7-Imp’s 7 Kicks #359: Featuring Carin Berger

h1 Sunday, December 1st, 2013

It’s the first Sunday of the month, when I typically feature student illustrators or those brand-new to illustration, but I’m breaking the rules today.

And that’s ’cause, earlier this week, I was chatting with author-illustrator Carin Berger about how she turned in the art for her upcoming book, Finding Spring (Greenwillow Books), which is about a bear who doesn’t want to hibernate and, instead, goes in search of Spring. The art is what Carin describes as “somewhat 3D”—like her most recent illustrated children’s book, Jack Prelutsky’s Stardines Swim High Across the Sky: And Other Poems (Greenwillow Books, February 2013)—but “more like tiny toy theaters or Victorian raree shows.”
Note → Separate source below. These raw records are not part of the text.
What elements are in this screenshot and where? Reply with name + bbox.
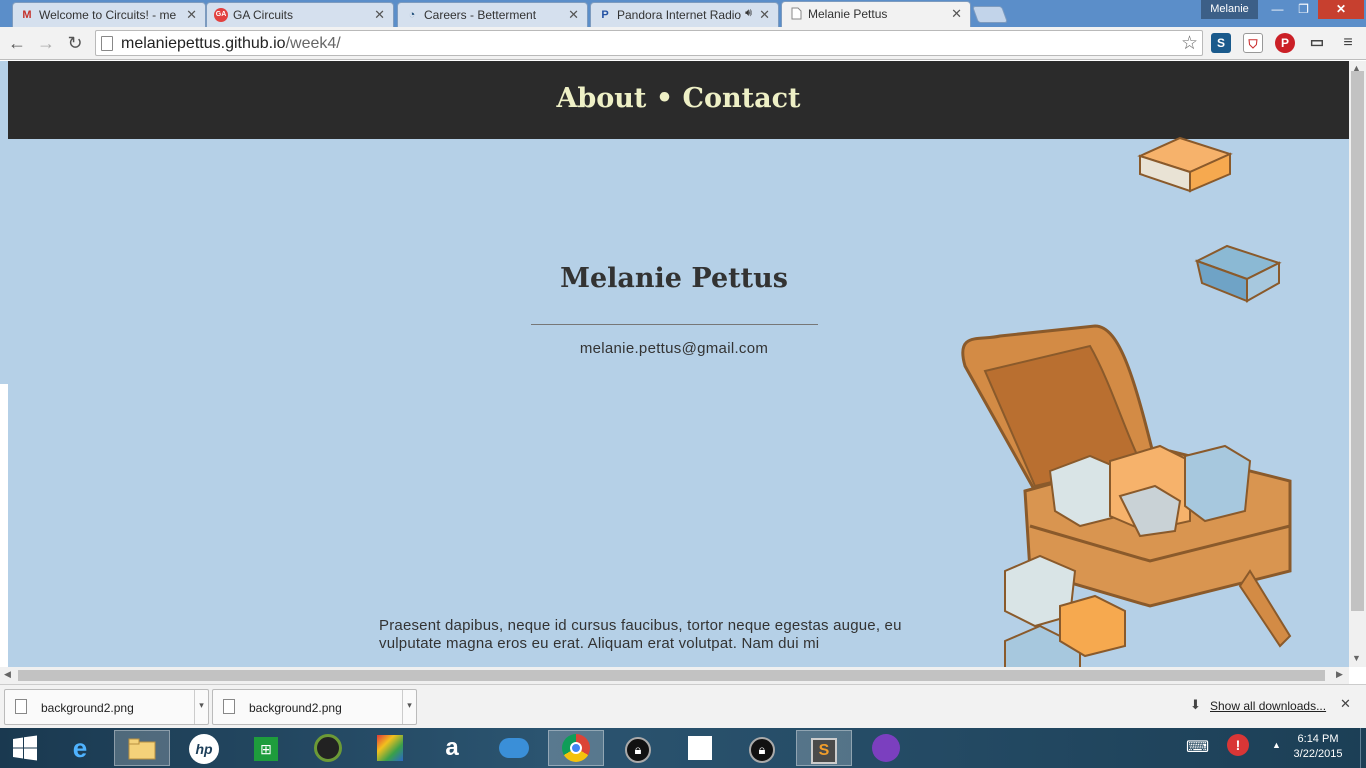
chevron-down-icon[interactable]: ▾ (194, 690, 208, 724)
nav-about-link[interactable]: About (556, 83, 646, 114)
pinterest-icon[interactable]: P (1275, 33, 1295, 53)
profile-button[interactable]: Melanie (1201, 0, 1258, 19)
minimize-button[interactable]: — (1264, 0, 1291, 19)
shield-extension-icon[interactable]: ⛉ (1243, 33, 1263, 53)
profile-name: Melanie Pettus (560, 263, 788, 294)
clock-time: 6:14 PM (1297, 733, 1339, 745)
tab-strip: M Welcome to Circuits! - me ✕ GA GA Circ… (0, 0, 1366, 27)
gmail-icon: M (22, 9, 32, 21)
clock[interactable]: 6:14 PM 3/22/2015 (1285, 732, 1351, 762)
scroll-down-icon[interactable]: ▼ (1352, 653, 1361, 663)
tab-melanie-pettus[interactable]: Melanie Pettus ✕ (781, 1, 971, 27)
start-button[interactable] (0, 730, 50, 766)
clock-date: 3/22/2015 (1293, 748, 1343, 760)
keyboard-icon[interactable]: ⌨ (1186, 737, 1209, 757)
bookmark-star-icon[interactable]: ☆ (1181, 32, 1198, 55)
download-shelf: background2.png ▾ background2.png ▾ ⬇ Sh… (0, 684, 1366, 728)
body-paragraph: Praesent dapibus, neque id cursus faucib… (379, 617, 902, 652)
show-all-downloads-link[interactable]: Show all downloads... (1210, 699, 1326, 713)
treasure-chest-illustration (961, 136, 1292, 667)
taskbar: e hp ⊞ a 🔒︎ 🔒︎ S ⌨ ! ▲ 6:14 PM 3/22/2015 (0, 728, 1366, 768)
scrollbar-thumb[interactable] (1351, 71, 1364, 611)
download-item[interactable]: background2.png ▾ (212, 689, 417, 725)
vertical-scrollbar[interactable]: ▲ ▼ (1349, 61, 1366, 667)
chevron-down-icon[interactable]: ▾ (402, 690, 416, 724)
betterment-icon: ◔ (408, 9, 416, 21)
chrome-icon[interactable] (548, 730, 604, 766)
browser-toolbar: ← → ↻ melaniepettus.github.io/week4/ ☆ S… (0, 27, 1366, 60)
hp-icon[interactable]: hp (176, 730, 232, 766)
file-icon (223, 699, 235, 714)
cloud-storage-icon[interactable] (486, 730, 542, 766)
email-text: melanie.pettus@gmail.com (579, 340, 769, 357)
show-hidden-icons[interactable]: ▲ (1272, 740, 1281, 750)
lock-app-icon[interactable]: 🔒︎ (610, 730, 666, 766)
tab-title: GA Circuits (233, 8, 294, 22)
github-icon[interactable] (858, 730, 914, 766)
tab-title: Careers - Betterment (424, 8, 537, 22)
tab-ga-circuits[interactable]: GA GA Circuits ✕ (206, 2, 394, 27)
pandora-icon: P (601, 9, 609, 21)
show-desktop-button[interactable] (1360, 728, 1366, 768)
file-explorer-icon[interactable] (114, 730, 170, 766)
cast-icon[interactable]: ▭ (1307, 33, 1327, 53)
close-icon[interactable]: ✕ (186, 7, 197, 23)
close-icon[interactable]: ✕ (1340, 696, 1351, 712)
camera-app-icon[interactable] (300, 730, 356, 766)
back-button[interactable]: ← (5, 31, 29, 55)
page-viewport: About • Contact Melanie Pettus melanie.p… (0, 61, 1366, 667)
amazon-icon[interactable]: a (424, 730, 480, 766)
nav-contact-link[interactable]: Contact (683, 83, 801, 114)
download-arrow-icon: ⬇ (1190, 697, 1201, 712)
maximize-button[interactable]: ❐ (1291, 0, 1316, 19)
tab-title: Pandora Internet Radio (617, 8, 741, 22)
internet-explorer-icon[interactable]: e (52, 730, 108, 766)
horizontal-scrollbar[interactable]: ◀ ▶ (0, 667, 1349, 684)
tab-pandora[interactable]: P Pandora Internet Radio 🔊︎ ✕ (590, 2, 779, 27)
scroll-left-icon[interactable]: ◀ (4, 669, 11, 680)
new-tab-button[interactable] (971, 6, 1009, 23)
menu-icon[interactable]: ≡ (1338, 33, 1358, 53)
download-filename: background2.png (41, 701, 134, 715)
download-filename: background2.png (249, 701, 342, 715)
scroll-right-icon[interactable]: ▶ (1336, 669, 1343, 680)
address-bar[interactable]: melaniepettus.github.io/week4/ ☆ (95, 30, 1203, 56)
ga-icon: GA (214, 8, 228, 22)
forward-button[interactable]: → (34, 31, 58, 55)
tab-betterment[interactable]: ◔ Careers - Betterment ✕ (397, 2, 588, 27)
scrollbar-thumb[interactable] (18, 670, 1325, 681)
close-icon[interactable]: ✕ (951, 6, 962, 22)
puzzle-app-icon[interactable] (362, 730, 418, 766)
store-icon[interactable]: ⊞ (238, 730, 294, 766)
reload-button[interactable]: ↻ (63, 31, 87, 55)
close-icon[interactable]: ✕ (568, 7, 579, 23)
tab-gmail[interactable]: M Welcome to Circuits! - me ✕ (12, 2, 206, 27)
lock-app-icon-2[interactable]: 🔒︎ (734, 730, 790, 766)
tab-title: Melanie Pettus (808, 7, 888, 21)
close-icon[interactable]: ✕ (759, 7, 770, 23)
url-text[interactable]: melaniepettus.github.io/week4/ (121, 35, 341, 53)
close-window-button[interactable]: ✕ (1318, 0, 1364, 19)
sublime-text-icon[interactable]: S (796, 730, 852, 766)
close-icon[interactable]: ✕ (374, 7, 385, 23)
s-extension-icon[interactable]: S (1211, 33, 1231, 53)
page-icon (789, 7, 803, 21)
nav-separator: • (655, 83, 674, 114)
alert-icon[interactable]: ! (1227, 734, 1249, 756)
file-icon (15, 699, 27, 714)
download-item[interactable]: background2.png ▾ (4, 689, 209, 725)
page-icon (101, 36, 113, 51)
site-nav: About • Contact (8, 61, 1349, 139)
divider (531, 324, 818, 325)
grid-app-icon[interactable] (672, 730, 728, 766)
speaker-icon: 🔊︎ (745, 7, 752, 19)
tab-title: Welcome to Circuits! - me (39, 8, 177, 22)
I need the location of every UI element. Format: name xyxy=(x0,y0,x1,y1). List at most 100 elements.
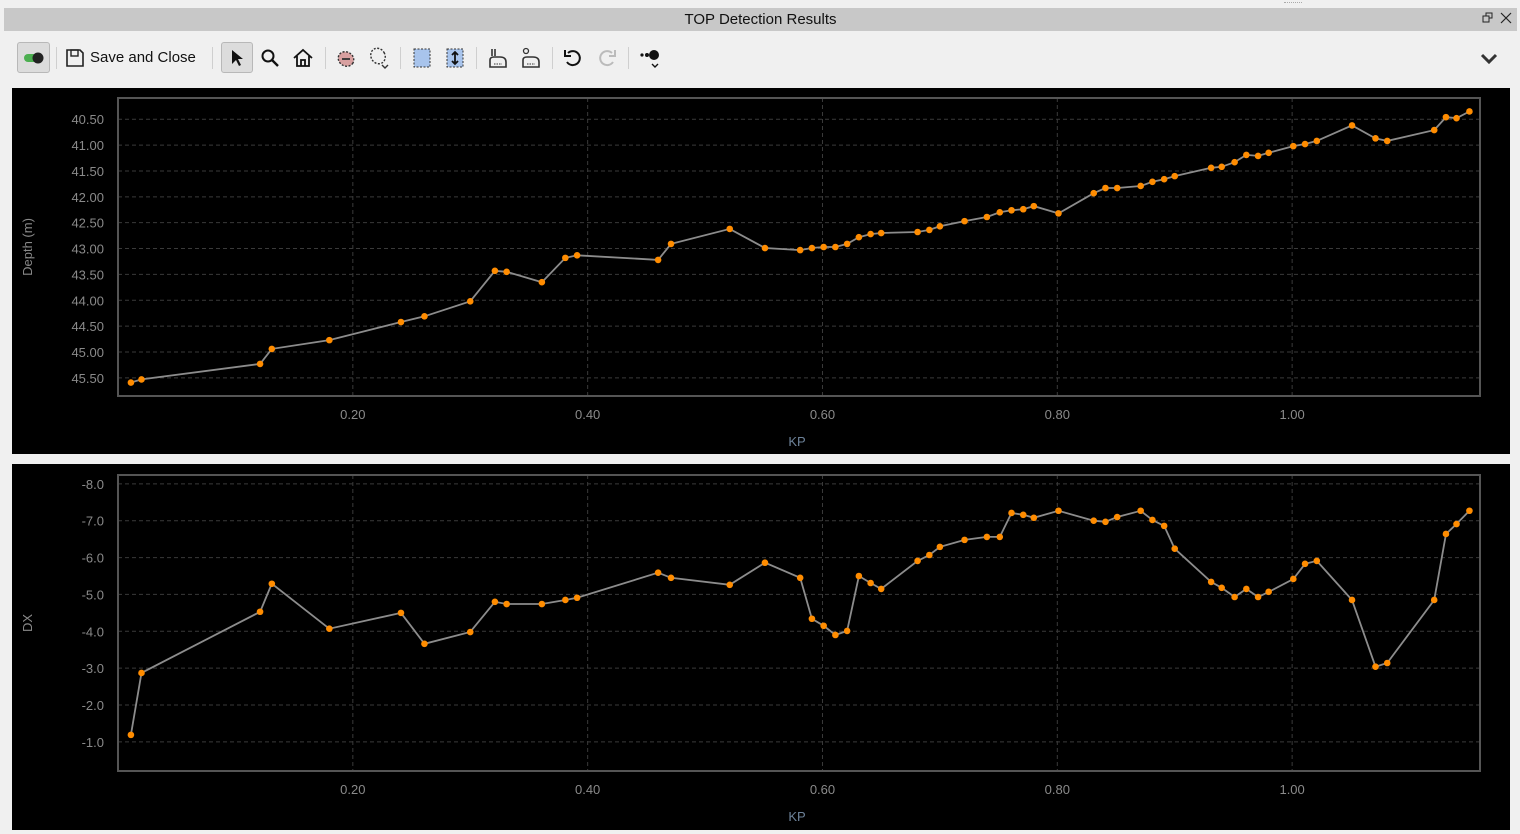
data-point xyxy=(573,251,581,259)
data-point xyxy=(127,379,135,386)
data-point xyxy=(1218,584,1225,592)
select-range-tool[interactable] xyxy=(408,42,436,73)
y-tick-label: 44.00 xyxy=(71,293,104,308)
pointer-tool[interactable] xyxy=(221,42,253,73)
home-icon xyxy=(293,48,313,67)
data-point xyxy=(1019,205,1027,213)
data-point xyxy=(996,209,1004,216)
save-and-close-button[interactable]: Save and Close xyxy=(64,42,199,73)
depth-chart-panel[interactable]: 40.50 41.00 41.50 42.00 42.50 43.00 43.50 44.00… xyxy=(12,88,1510,454)
chevron-down-icon xyxy=(1480,53,1498,64)
redo-button[interactable] xyxy=(593,42,621,73)
data-point xyxy=(820,622,827,630)
restore-icon[interactable] xyxy=(1481,12,1495,26)
pick-add-icon xyxy=(489,48,507,68)
data-point xyxy=(562,596,569,604)
x-tick-label: 0.40 xyxy=(575,407,600,422)
data-point xyxy=(1442,530,1450,538)
close-icon[interactable] xyxy=(1499,12,1513,26)
data-point xyxy=(491,598,499,606)
data-point xyxy=(466,628,474,636)
point-style-menu[interactable] xyxy=(636,42,664,73)
data-point xyxy=(1430,596,1438,604)
data-point xyxy=(1290,575,1297,583)
data-point xyxy=(855,233,863,241)
pick-add-tool[interactable] xyxy=(484,42,512,73)
home-button[interactable] xyxy=(289,42,317,73)
undo-button[interactable] xyxy=(559,42,587,73)
pick-remove-tool[interactable] xyxy=(517,42,545,73)
data-point xyxy=(1090,189,1098,197)
data-point xyxy=(843,240,851,248)
dx-chart-panel[interactable]: -8.0 -7.0 -6.0 -5.0 -4.0 -3.0 -2.0 -1.0 0.20 0.40… xyxy=(12,464,1510,830)
data-point xyxy=(326,336,333,344)
data-point xyxy=(1383,659,1391,667)
lasso-tool[interactable] xyxy=(365,42,393,73)
x-tick-label: 1.00 xyxy=(1279,407,1304,422)
y-tick-label: 43.50 xyxy=(71,267,104,282)
data-point xyxy=(1348,596,1356,604)
data-point xyxy=(1430,126,1438,134)
vertical-range-icon xyxy=(446,48,464,67)
zoom-icon xyxy=(261,49,279,67)
data-point xyxy=(1102,184,1109,192)
data-point xyxy=(667,240,675,248)
data-point xyxy=(1137,182,1144,190)
y-tick-label: -1.0 xyxy=(82,735,104,750)
plot-border xyxy=(117,97,1481,397)
data-point xyxy=(926,226,933,234)
y-tick-label: -7.0 xyxy=(82,514,104,529)
data-point xyxy=(1466,108,1473,115)
data-point xyxy=(1290,142,1297,150)
dock-grip[interactable] xyxy=(1284,2,1302,3)
series-line xyxy=(130,509,1471,736)
data-point xyxy=(1254,152,1262,160)
data-point xyxy=(503,600,510,608)
data-point xyxy=(1442,113,1450,121)
data-point xyxy=(397,318,405,326)
erase-selection-tool[interactable] xyxy=(332,42,360,73)
y-tick-label: 43.00 xyxy=(71,242,104,257)
data-point xyxy=(268,580,276,588)
data-point xyxy=(1113,184,1121,192)
data-point xyxy=(1301,140,1309,148)
data-point xyxy=(843,627,851,635)
data-point xyxy=(761,244,769,252)
data-point xyxy=(1019,511,1027,519)
vertical-range-tool[interactable] xyxy=(441,42,469,73)
data-point xyxy=(1008,509,1015,517)
y-tick-label: -5.0 xyxy=(82,587,104,602)
data-point xyxy=(466,298,474,305)
data-point xyxy=(877,585,885,593)
data-point xyxy=(1207,164,1215,172)
dx-chart[interactable]: -8.0 -7.0 -6.0 -5.0 -4.0 -3.0 -2.0 -1.0 0.20 0.40… xyxy=(12,464,1510,830)
data-point xyxy=(654,256,662,264)
toggle-button[interactable] xyxy=(17,42,50,73)
y-tick-label: 42.00 xyxy=(71,190,104,205)
data-point xyxy=(256,608,264,616)
data-point xyxy=(1137,507,1144,515)
depth-chart[interactable]: 40.50 41.00 41.50 42.00 42.50 43.00 43.50 44.00… xyxy=(12,88,1510,454)
zoom-tool[interactable] xyxy=(256,42,284,73)
data-point xyxy=(1030,514,1038,522)
toolbar-overflow-button[interactable] xyxy=(1476,42,1502,73)
data-point xyxy=(961,536,968,544)
data-point xyxy=(326,625,333,633)
data-point xyxy=(936,223,944,230)
data-point xyxy=(667,574,675,582)
y-tick-label: 42.50 xyxy=(71,216,104,231)
data-point xyxy=(877,229,885,237)
y-tick-label: -4.0 xyxy=(82,624,104,639)
data-point xyxy=(503,268,510,276)
data-point xyxy=(1254,593,1262,601)
erase-selection-icon xyxy=(337,50,355,67)
data-point xyxy=(421,313,428,320)
data-point xyxy=(914,557,921,565)
data-point xyxy=(1090,517,1098,525)
x-tick-label: 0.20 xyxy=(340,782,365,797)
data-point xyxy=(1348,122,1356,129)
data-point xyxy=(268,345,276,353)
data-point xyxy=(1453,520,1460,528)
data-point xyxy=(726,581,734,589)
x-tick-label: 0.60 xyxy=(810,782,835,797)
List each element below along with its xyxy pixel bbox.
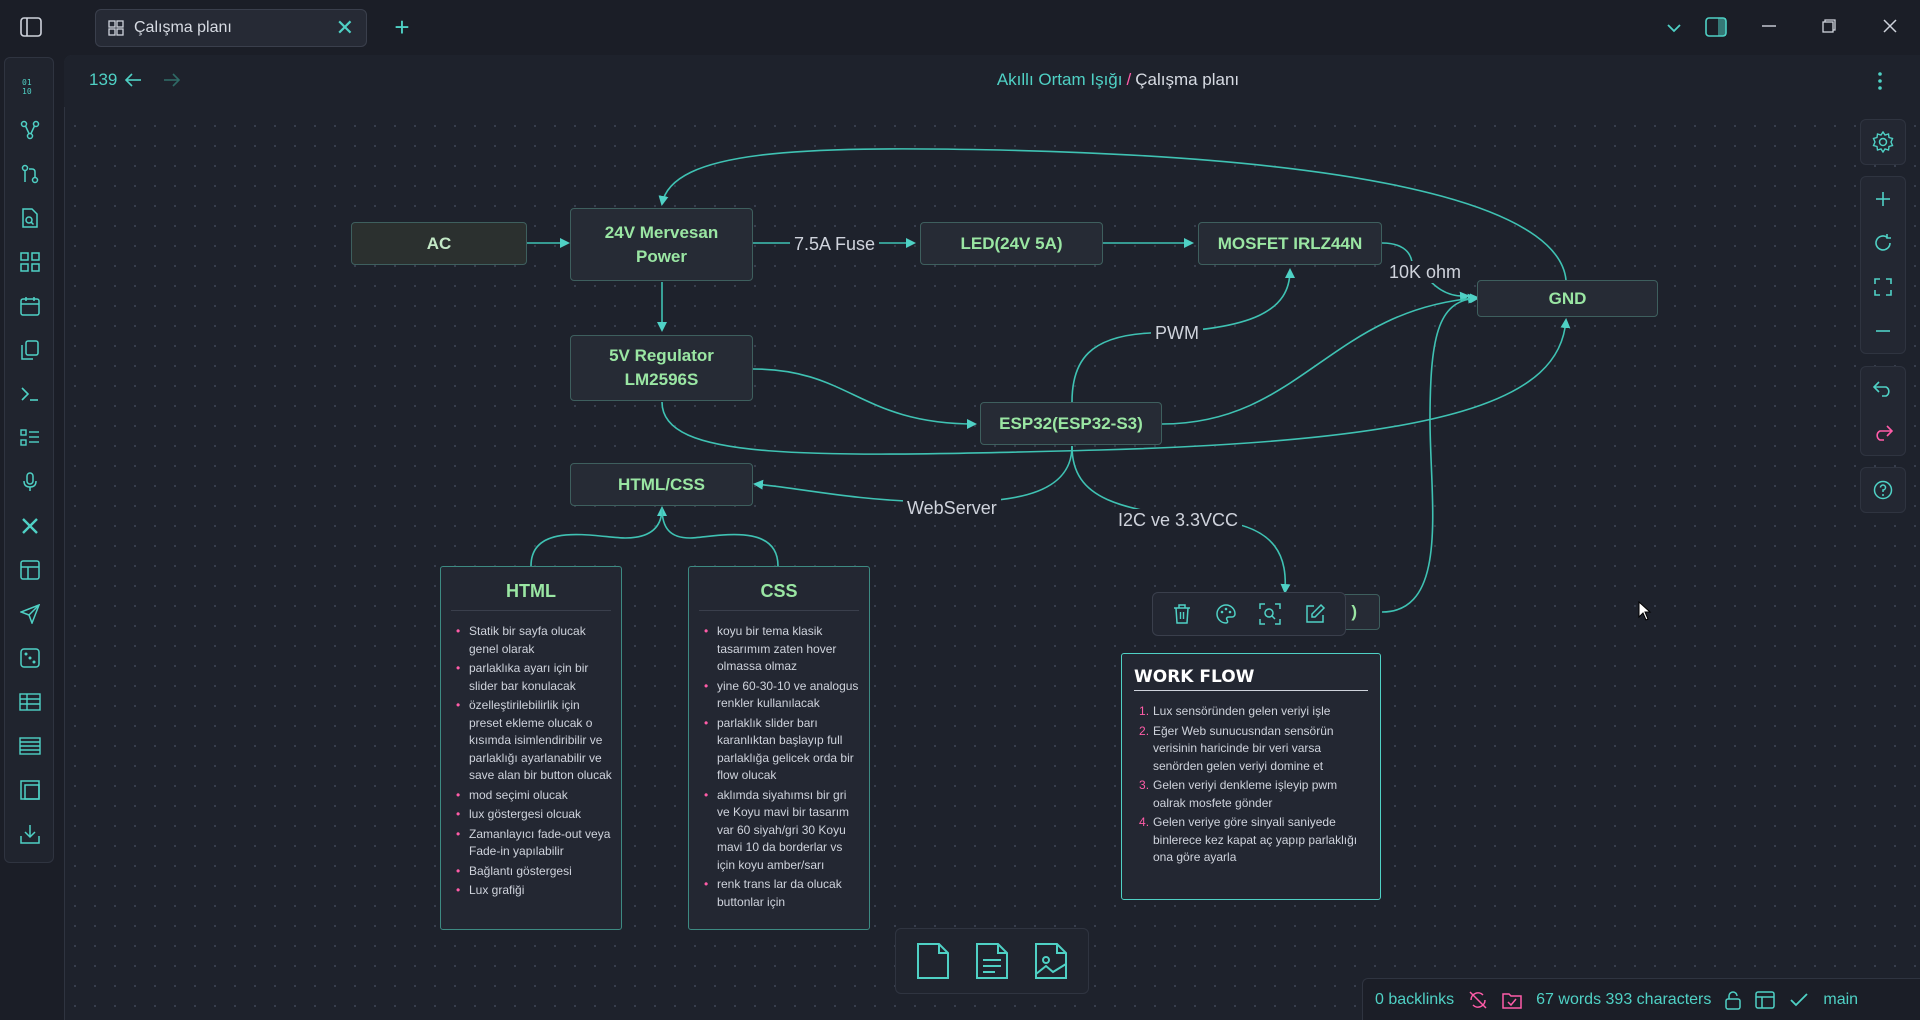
redo-icon[interactable] — [1861, 411, 1905, 455]
check-icon[interactable] — [1789, 992, 1809, 1008]
edge-label-resistor: 10K ohm — [1385, 261, 1466, 283]
mouse-cursor-icon — [1638, 601, 1652, 621]
edge-sensor-gnd — [1381, 293, 1480, 613]
canvas-zoom-bar — [1860, 176, 1906, 354]
canvas-settings-bar — [1860, 119, 1906, 165]
edge-label-pwm: PWM — [1151, 322, 1203, 344]
card-css-list: koyu bir tema klasik tasarımım zaten hov… — [689, 611, 869, 911]
card-html-title: HTML — [451, 567, 611, 611]
node-esp32[interactable]: ESP32(ESP32-S3) — [980, 402, 1162, 445]
card-workflow-title: WORK FLOW — [1134, 667, 1368, 691]
node-toolbar — [1152, 592, 1346, 636]
palette-icon[interactable] — [1215, 603, 1237, 625]
list-item: Lux grafiği — [456, 882, 613, 900]
node-regulator[interactable]: 5V Regulator LM2596S — [570, 335, 753, 401]
word-character-count: 67 words 393 characters — [1536, 990, 1712, 1008]
edge-label-i2c: I2C ve 3.3VCC — [1114, 509, 1243, 531]
list-item: parlaklıka ayarı için bir slider bar kon… — [456, 660, 613, 695]
backlinks-count[interactable]: 0 backlinks — [1375, 991, 1454, 1009]
edge-esp32-gnd — [1161, 293, 1478, 425]
node-power-supply[interactable]: 24V Mervesan Power — [570, 208, 753, 281]
node-mosfet[interactable]: MOSFET IRLZ44N — [1198, 222, 1382, 265]
layout-toggle-icon[interactable] — [1755, 990, 1776, 1009]
card-css[interactable]: CSS koyu bir tema klasik tasarımım zaten… — [688, 566, 870, 930]
canvas-help-bar — [1860, 467, 1906, 513]
list-item: koyu bir tema klasik tasarımım zaten hov… — [704, 623, 861, 676]
undo-icon[interactable] — [1861, 367, 1905, 411]
trash-icon[interactable] — [1172, 603, 1192, 625]
card-workflow-list: Lux sensöründen gelen veriyi işle Eğer W… — [1122, 691, 1380, 867]
list-item: özelleştirilebilirlik için preset ekleme… — [456, 697, 613, 785]
edge-html-htmlcss — [530, 506, 667, 567]
sync-disabled-icon[interactable] — [1468, 990, 1488, 1010]
node-led[interactable]: LED(24V 5A) — [920, 222, 1103, 265]
card-html[interactable]: HTML Statik bir sayfa olucak genel olara… — [440, 566, 622, 930]
list-item: aklımda siyahımsı bir gri ve Koyu mavi b… — [704, 787, 861, 875]
list-item: Eğer Web sunucusndan sensörün verisinin … — [1139, 723, 1334, 773]
edit-icon[interactable] — [1304, 603, 1326, 625]
list-item: yine 60-30-10 ve analogus renkler kullan… — [704, 678, 861, 713]
list-item: parlaklık slider barı karanlıktan başlay… — [704, 715, 861, 785]
node-html-css[interactable]: HTML/CSS — [570, 463, 753, 506]
list-item: renk trans lar da olucak buttonlar için — [704, 876, 861, 911]
help-icon[interactable] — [1861, 468, 1905, 512]
card-html-list: Statik bir sayfa olucak genel olarak par… — [441, 611, 621, 900]
git-branch[interactable]: main — [1823, 991, 1858, 1009]
tasks-icon[interactable] — [1502, 991, 1522, 1009]
zoom-to-fit-icon[interactable] — [1861, 265, 1905, 309]
list-item: Lux sensöründen gelen veriyi işle — [1139, 703, 1331, 720]
add-media-icon[interactable] — [1033, 942, 1069, 980]
edge-css-htmlcss — [661, 507, 779, 567]
card-css-title: CSS — [699, 567, 859, 611]
list-item: mod seçimi olucak — [456, 787, 613, 805]
list-item: lux göstergesi olcuak — [456, 806, 613, 824]
list-item: Gelen veriye göre sinyali saniyede binle… — [1139, 814, 1358, 864]
canvas-history-bar — [1860, 366, 1906, 456]
zoom-out-icon[interactable] — [1861, 309, 1905, 353]
add-node-dock — [895, 928, 1089, 994]
zoom-to-node-icon[interactable] — [1259, 603, 1281, 625]
status-bar: 0 backlinks 67 words 393 characters main — [1362, 978, 1920, 1020]
edge-regulator-esp32 — [752, 368, 977, 429]
node-gnd[interactable]: GND — [1477, 280, 1658, 317]
edge-label-fuse: 7.5A Fuse — [790, 233, 880, 255]
lock-icon[interactable] — [1725, 990, 1742, 1010]
card-workflow[interactable]: WORK FLOW Lux sensöründen gelen veriyi i… — [1121, 653, 1381, 900]
settings-gear-icon[interactable] — [1861, 120, 1905, 164]
list-item: Bağlantı göstergesi — [456, 863, 613, 881]
list-item: Zamanlayıcı fade-out veya Fade-in yapıla… — [456, 826, 613, 861]
edge-label-webserver: WebServer — [903, 497, 1001, 519]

I haven’t seen an early copy of this book, which won’t be on shelves for a while, but I always enjoy reading about Carin and how she creates her artwork. In fact, Carin and I did this back in January of last year, way before Stardines came out. She visited back then to share images of her dioramas, her three-dimensional art from that book. Hmm. Maybe I can just make it a 7-Imp tradition to check in with Carin at the first (or nearly first) of every year. I’m a fan of her artwork. That’d make me happy anyway.